Wilhelm Petersen, un symphoniste du XXe siècle dans la lignée de Bruckner
Wilhelm Petersen (1890-1957) : Symphonie n° 3 en do dièse mineur op. 30. Orchestre symphonique de la radio de Francfort, direction Constantin Trinks. 2021. Notice en allemand et en anglais. 60’00’’. Profil Hänssler PH22069.

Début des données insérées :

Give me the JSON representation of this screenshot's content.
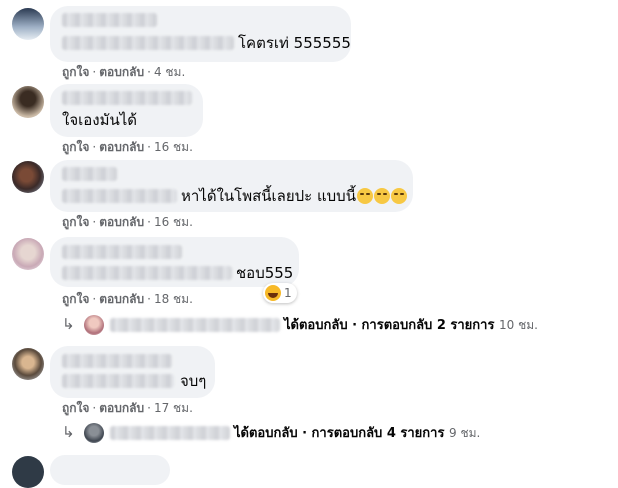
{
  "comments": [
    {
      "text": "โคตรเท่ 555555",
      "time": "4 ชม."
    },
    {
      "text": "ใจเองมันได้",
      "time": "16 ชม."
    },
    {
      "text": "หาได้ในโพสนี้เลยปะ แบบนี้",
      "time": "16 ชม.",
      "emoji": "smiling-emoji"
    },
    {
      "text": "ชอบ555",
      "time": "18 ชม.",
      "reaction_count": "1",
      "replies": {
        "label": "ได้ตอบกลับ · การตอบกลับ 2 รายการ",
        "time": "10 ชม."
      }
    },
    {
      "text": "จบๆ",
      "time": "17 ชม.",
      "replies": {
        "label": "ได้ตอบกลับ · การตอบกลับ 4 รายการ",
        "time": "9 ชม."
      }
    }
  ],
  "actions": {
    "like": "ถูกใจ",
    "reply": "ตอบกลับ",
    "dot": "·"
  },
  "colors": {
    "bubble": "#f0f2f5",
    "meta": "#65676b",
    "text": "#050505"
  }
}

La discographie de Wilhem Petersen n’est pas très abondante. On trouve des lieder chez Eigenart, de la musique de chambre chez Da Camera Magna, sa Grosse Messe chez Wergo. La Symphonie n° 3 de 1934 ici proposée en première discographique mondiale permet donc de documenter son œuvre orchestrale. Ce compositeur allemand, qui est né par hasard à Athènes et a passé son enfance à Darmstadt, où il enseignera dans la décennie 1920, accomplit ses études à Munich avec deux élèves d’Anton Bruckner, Friedrich Klose, pour la composition, et Felix Mottl pour la direction d’orchestre, ce dernier étant un wagnérien fervent. Comme le précise la notice de Wolfgang Mechsner, Petersen a un jour déclaré : Bruckner est, après Wagner et à ses côtés, le dernier grand musicien, et le dernier témoin des aspirations humaines au divin. Toute son orientation musicale est contenue dans ces propos.

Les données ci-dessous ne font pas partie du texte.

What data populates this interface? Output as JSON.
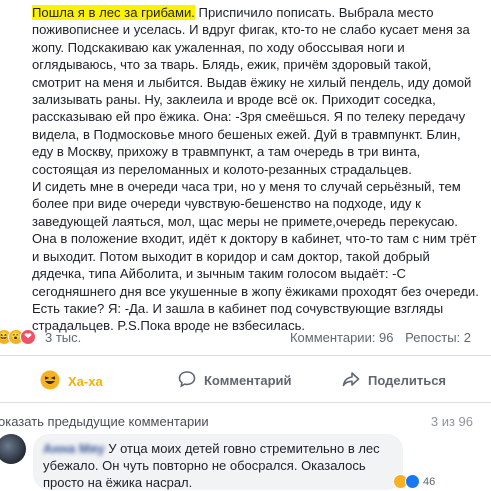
{
  "post": {
    "highlight": "Пошла я в лес за грибами.",
    "paragraphs": [
      " Приспичило пописать. Выбрала место поживописнее и уселась. И вдруг фигак, кто-то не слабо кусает меня за жопу. Подскакиваю как ужаленная, по ходу обоссывая ноги и оглядываюсь, что за тварь. Блядь, ежик, причём здоровый такой, смотрит на меня и лыбится. Выдав ёжику не хилый пендель, иду домой зализывать раны. Ну, заклеила и вроде всё ок. Приходит соседка, рассказываю ей про ёжика. Она: -Зря смеёшься. Я по телеку передачу видела, в Подмосковье много бешеных ежей. Дуй в травмпункт. Блин, еду в Москву, прихожу в травмпункт, а там очередь в три винта, состоящая из переломанных и колото-резанных страдальцев.",
      "И сидеть мне в очереди часа три, но у меня то случай серьёзный, тем более при виде очереди чувствую-бешенство на подходе, иду к заведующей лаяться, мол, щас меры не примете,очередь перекусаю. Она в положение входит, идёт к доктору в кабинет, что-то там с ним трёт и выходит. Потом выходит в коридор и сам доктор, такой добрый дядечка, типа Айболита, и зычным таким голосом выдаёт: -С сегодняшнего дня все укушенные в жопу ёжиками проходят без очереди. Есть такие? Я: -Да. И зашла в кабинет под сочувствующие взгляды страдальцев. P.S.Пока вроде не взбесилась."
    ]
  },
  "reactions": {
    "count": "3 тыс.",
    "comments": "Комментарии: 96",
    "reposts": "Репосты: 2"
  },
  "actions": {
    "haha": "Ха-ха",
    "comment": "Комментарий",
    "share": "Поделиться"
  },
  "comments_bar": {
    "show_previous": "оказать предыдущие комментарии",
    "counter": "3 из 96"
  },
  "comment": {
    "author": "Анна Мяу",
    "text": "У отца моих детей говно стремительно в лес убежало. Он чуть повторно не обосрался. Оказалось просто на ёжика насрал.",
    "reaction_count": "46"
  },
  "colors": {
    "highlight": "#fff200",
    "haha": "#f0b400",
    "link": "#385898"
  },
  "icons": [
    "haha-icon",
    "wow-icon",
    "love-icon",
    "comment-icon",
    "share-icon",
    "avatar"
  ]
}
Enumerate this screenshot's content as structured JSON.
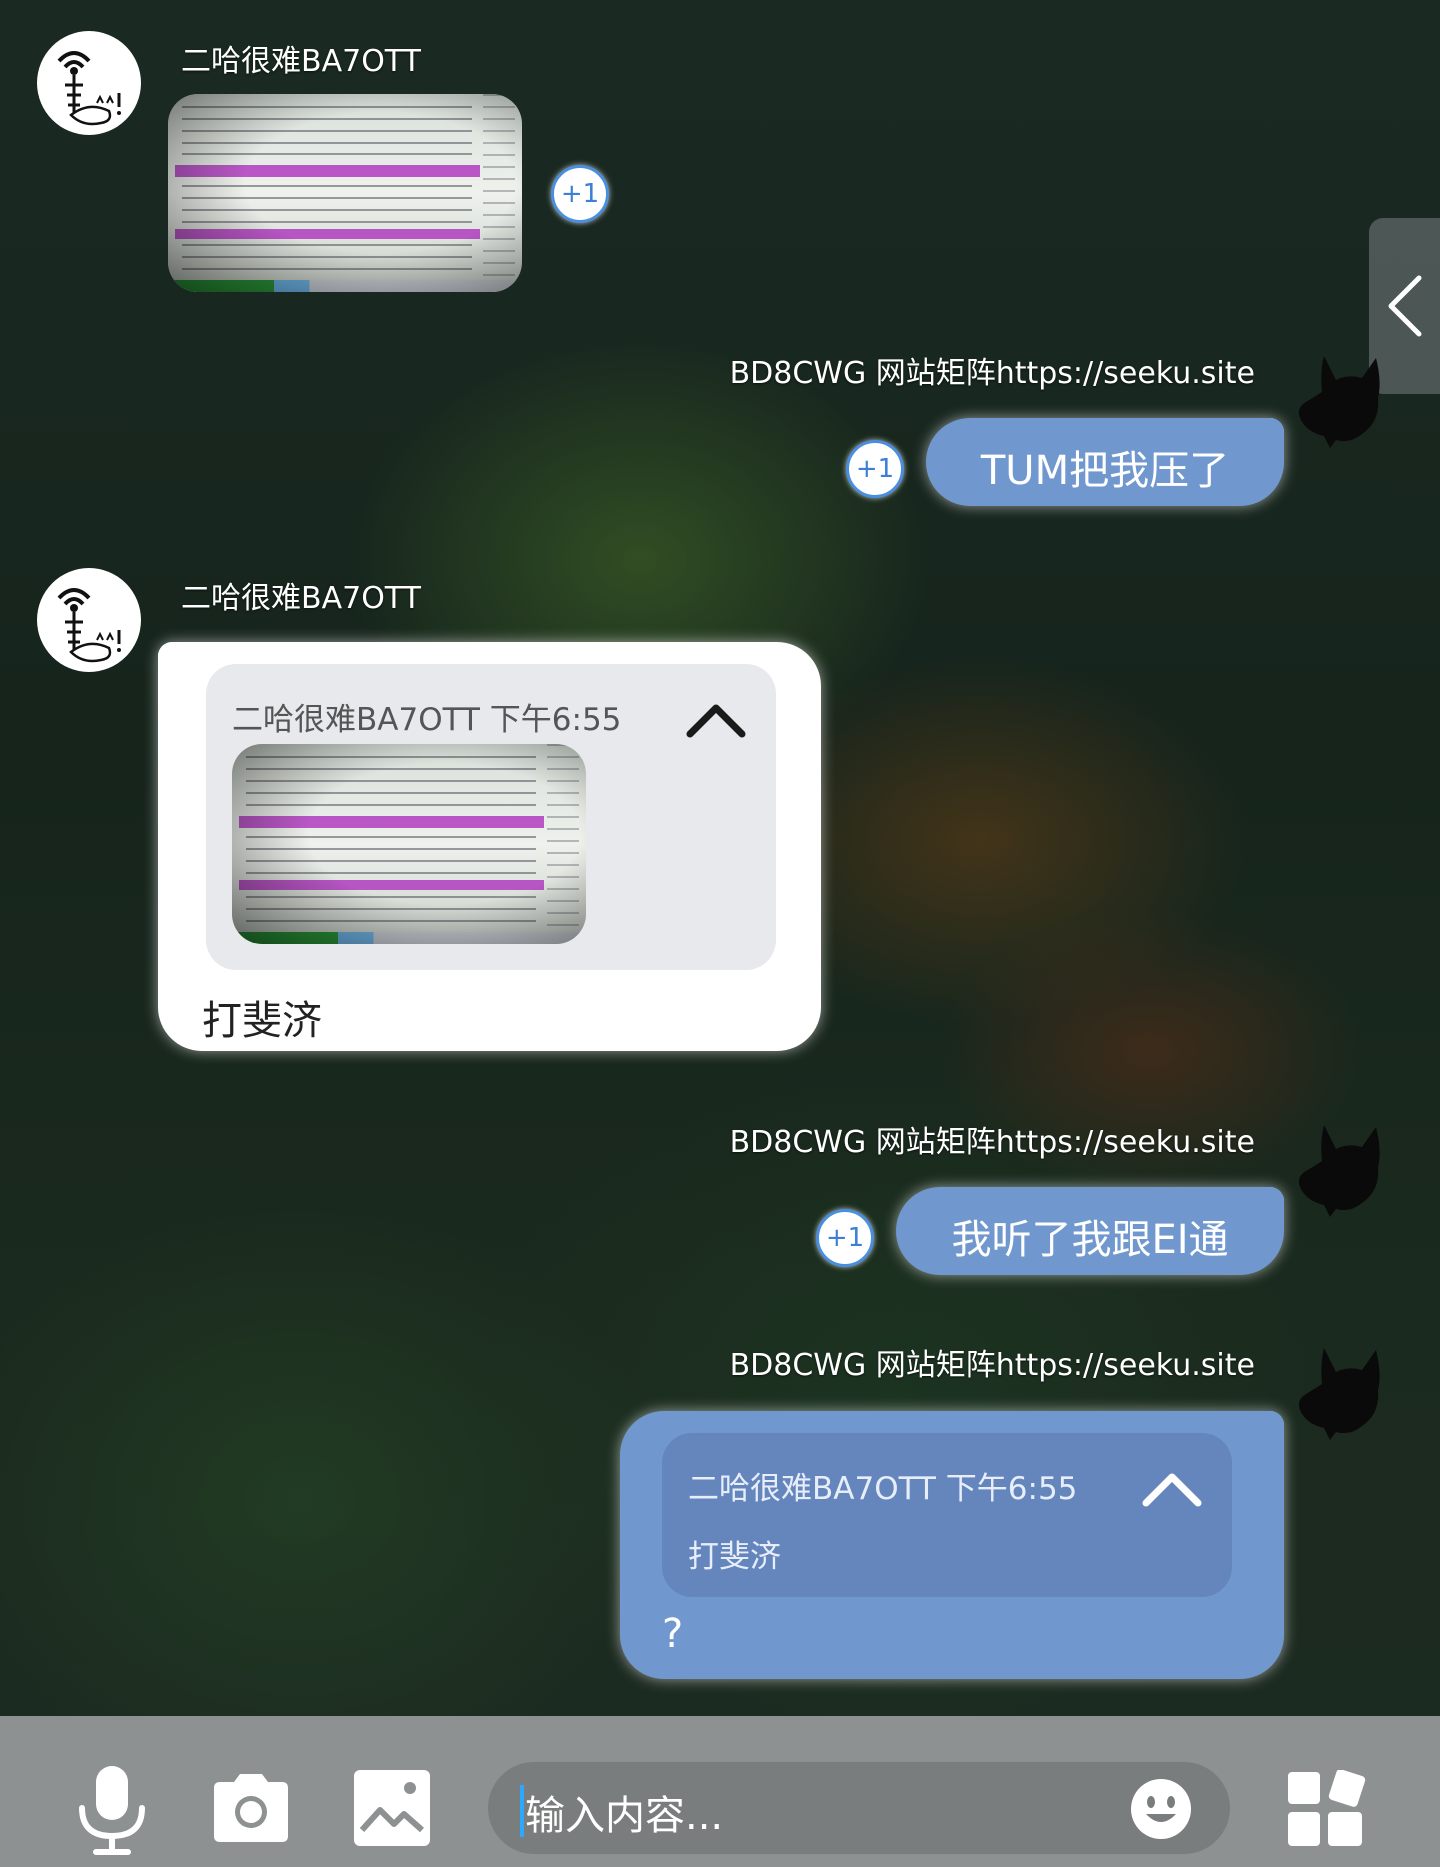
{
  "messages": [
    {
      "sender": "二哈很难BA7OTT",
      "type": "image",
      "plus_one": "+1"
    },
    {
      "sender": "BD8CWG 网站矩阵https://seeku.site",
      "type": "text",
      "text": "TUM把我压了",
      "plus_one": "+1"
    },
    {
      "sender": "二哈很难BA7OTT",
      "type": "quote",
      "quote_title": "二哈很难BA7OTT 下午6:55",
      "text": "打斐济"
    },
    {
      "sender": "BD8CWG 网站矩阵https://seeku.site",
      "type": "text",
      "text": "我听了我跟EI通",
      "plus_one": "+1"
    },
    {
      "sender": "BD8CWG 网站矩阵https://seeku.site",
      "type": "quote",
      "quote_title": "二哈很难BA7OTT 下午6:55",
      "quote_text": "打斐济",
      "text": "?"
    }
  ],
  "composer": {
    "placeholder": "输入内容...",
    "icons": [
      "microphone-icon",
      "camera-icon",
      "image-icon",
      "emoji-icon",
      "apps-icon"
    ]
  },
  "colors": {
    "blue_bubble": "#7098cf",
    "white_bubble": "#ffffff",
    "accent": "#4a8ee0",
    "bottom_bar": "#8e9191"
  }
}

Après avoir tâté, avant la Première Guerre mondiale, de la poésie dramatique dans le cercle de Stefan George, expérimentateur d’autres formes de la métrique qui s’érige contre la tendance réaliste, Petersen vit les hostilités au sein de l’armée. Après le conflit, il choisit de se consacrer uniquement à la musique, touche un peu aux expériences du temps, avant d’opter pour la tonalité franche en 1930. Cette année-là, il compose sa Grosse Messe, créée avec succès par Karl Böhm. Bruno Walter l’en complimentera encore vingt ans plus tard, en découvrant la réduction pour piano. Après le poste pédagogique à Darmstadt, Petersen est nommé à Munich en 1934. Mais sa Grosse Messe sera mal vue par la Gestapo ; il sera même arrêté, sans conséquences majeures. Il pourra poursuivre son enseignement et ses œuvres seront jouées. Mais l’élan est brisé ; résigné, Petersen se réfugie dans un style daté, tout en demeurant un pédagogue estimé. A son décès, il laisse un catalogue où cinq symphonies et un peu de musique orchestrale et concertante voisinent avec des lieder, de la musique de chambre et un opéra, Der goldene Topf, écrit en 1941 et créé la même année.

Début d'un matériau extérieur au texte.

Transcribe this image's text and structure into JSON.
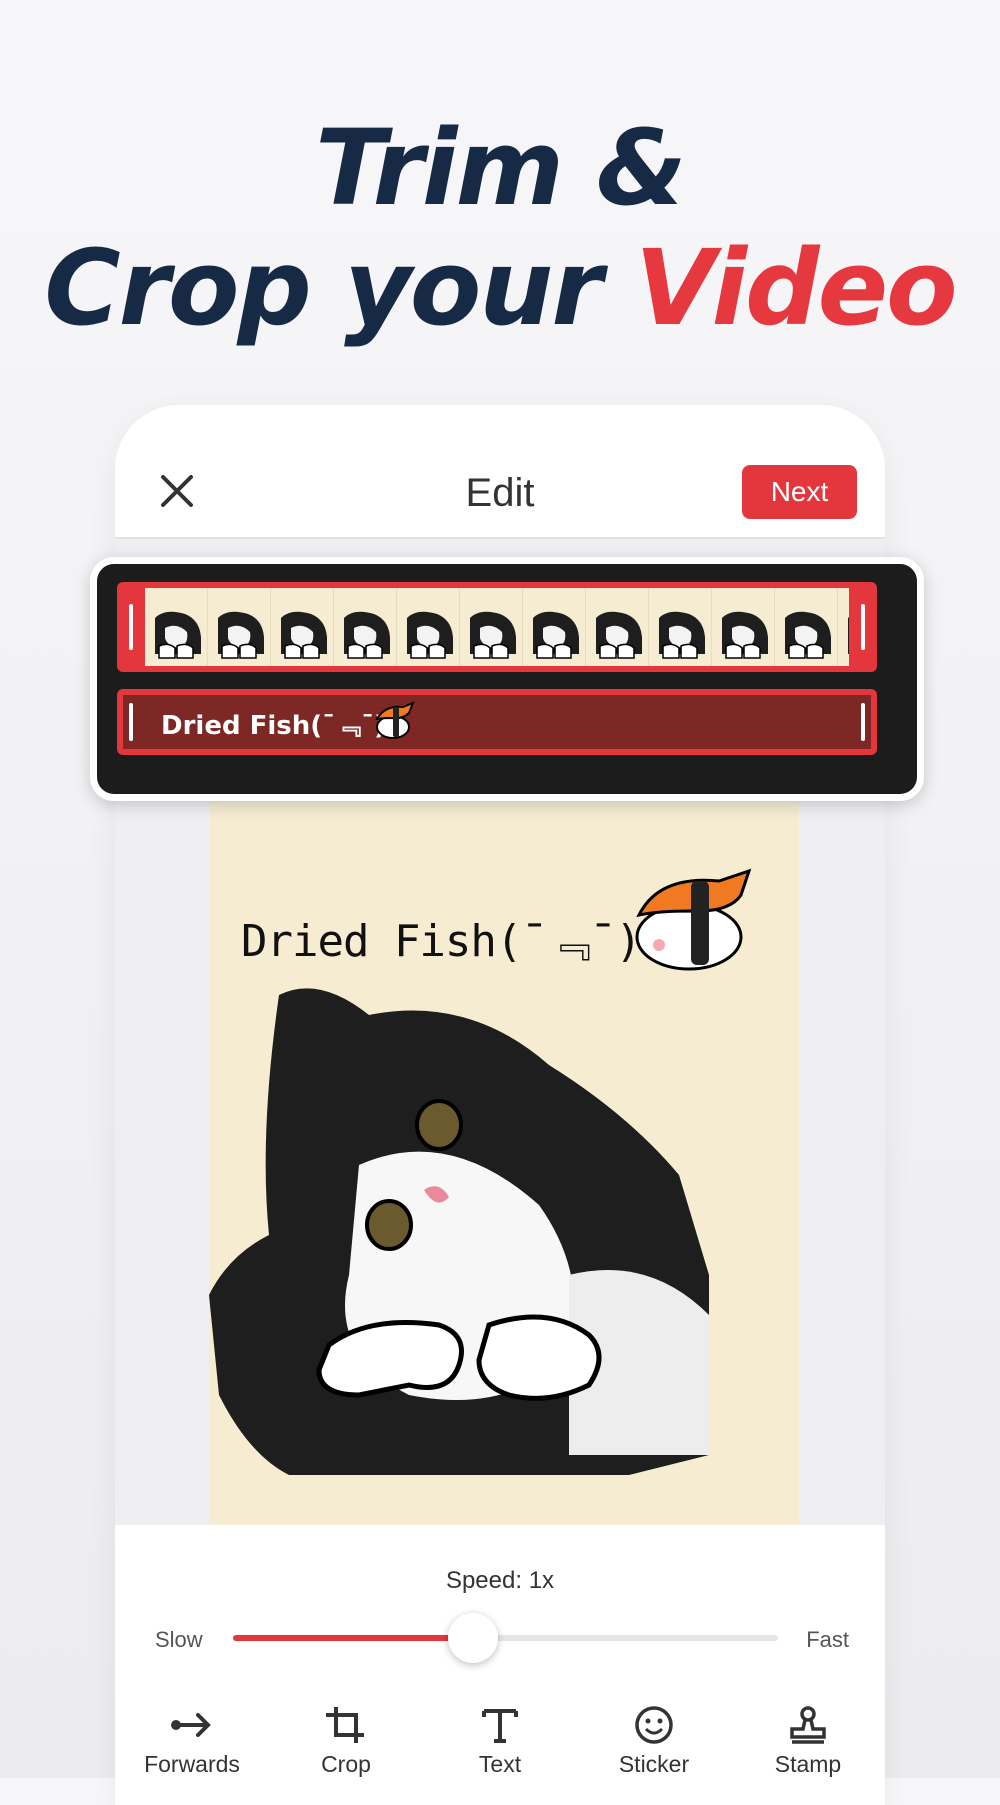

La première de la Symphonie n° 3 a lieu en 1934, toujours à Darmstadt, sous la baguette de Karl Friderich ; l’année suivante, c’est Hermann Abendroth qui la fait connaître à Berlin. L’influence brucknérienne y est manifeste. Les vingt-cinq minutes du premier mouvement, Un poco sostenuto, se présentent sous la forme d’un élan orchestral permanent, au sein duquel les tensions, les émotions, le flux lyrique, les passages apaisés et les espaces aérés se succèdent. On est plongé dans un style postromantique pleinement assumé qui n’est pas sans mélodies de qualité mais semble se contenter d’une inspiration imprégnée des deux compositeurs privilégiés dont Petersen a fait l’éloge, Bruckner et Wagner. L’Andante non troppo qui suit, étalé sur près de vingt minutes, se complait dans un lyrisme chaleureux qui s’inscrit dans la grande tradition du XIXe siècle finissant, sans qu’il puisse être taxé d’originalité. De grands climax voisinent avec des plages de sérénité. Quant au Final, plus concis et plus aéré, il s’inscrit dans la même ligne, avec un usage subtil des familles instrumentales. Petersen soigne la ligne générale, retient l’attention par une écriture développée avec métier, une variété de timbres et une expressivité globale qui est sans doute l’élément moteur d’une partition que l’on écoute sans état d’âme. Des élans passionnés concluent abruptement cette symphonie, dont le créateur est demeuré marqué par l’enseignement de ses maîtres et par l’influence brucknérienne (sans le génie) qu’il aura tenté de prolonger avec obstination.
Dans un geste large et puissant, Constantin Trinks (°1975) emmène avec conviction les forces instrumentales de la radio de Francfort. Il souligne bien l’effet de flux que l’on éprouve souvent, sans pouvoir donner à cette symphonie plus d’épaisseur et d’originalité qu’elle n’en propose. Un disque destiné avant tout aux amateurs de raretés.